Socks of a Dead Man

I’m wearing the socks of a dead man. He’s not just any dead man. He’s my uncle. Or, he was my uncle. I don’t know the proper tense in these situations. He’s been dead for 8 months now. My aunt was giving away his clothing at my grandmother’s house this past Christmas. He is, or was, about your size, my aunt said. So I went up the stairs as instructed, and took a left into the white room that I always slept in as a child – the one with two beds and four windows. It’s the same room my Grandfather died in before I was born. Two of the windows look out over the green grass hill that rolls down into the short sand beach and then the muddy Chesapeake Bay that laps in and out, and under and beyond the wooden dock that I love so much. On a warm summer day when I was a little boy, playing with my sisters and cousins in the tepid, dirty water, which was much cleaner back then, I was pinched on the big toe by a crab crawling over the gooey silt bottom. I cried – swam out as fast as I could. My mother cleaned and put a Band-Aid across the small cut and sent me scampering up the grass hill to sit by the pool with my grandmother, father, aunts and uncles. Two days later I caught a huge eel while fishing the same water. I was too afraid to touch it so my uncle took it off the hook and waved it playfully toward my face, sending me yelling and laughing in terror down the length of the dock.

Now, standing here over piles of his clothes, I’m wondering what I should take. He was an eccentric man. He loved wearing pairs of different colored socks, apparently. I didn’t know that about him until we had the celebration of his life after he died. He was supposed to be there but he left a month early. I’m thinking about all this when my brother-in-law enters the room and starts mulling over the clothing.
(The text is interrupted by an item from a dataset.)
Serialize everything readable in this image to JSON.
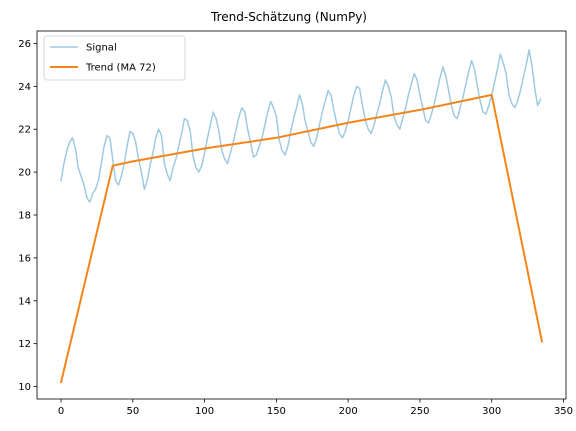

He fingers a ridiculous down-feather tie, puts it on, and then steps back open-armed, waiting for my approval – big grin on his face. It really suits you, I say jokingly. He leaves it on and continues sifting. Both beds are covered in clothes, most of them so crazy and colorful it’s as if a clown has donated his costumes to us. I sit on the edge of the bed that I used to sleep in, and kick off my shoes. Behind me I hear the harsh wind rustling the leaves of the giant Oak outside the window. Despite the fact that it’s winter I ask my brother-in-law if he’d mind me taking my nephew, his son, out fishing on the dock tomorrow. He says that’d be just fine. I pull one blue and one green sock on. Good, I think, while I take the socks off and replace them with my own.

Because although no one’s seemed to notice yet, I too am wearing the socks of a dead man.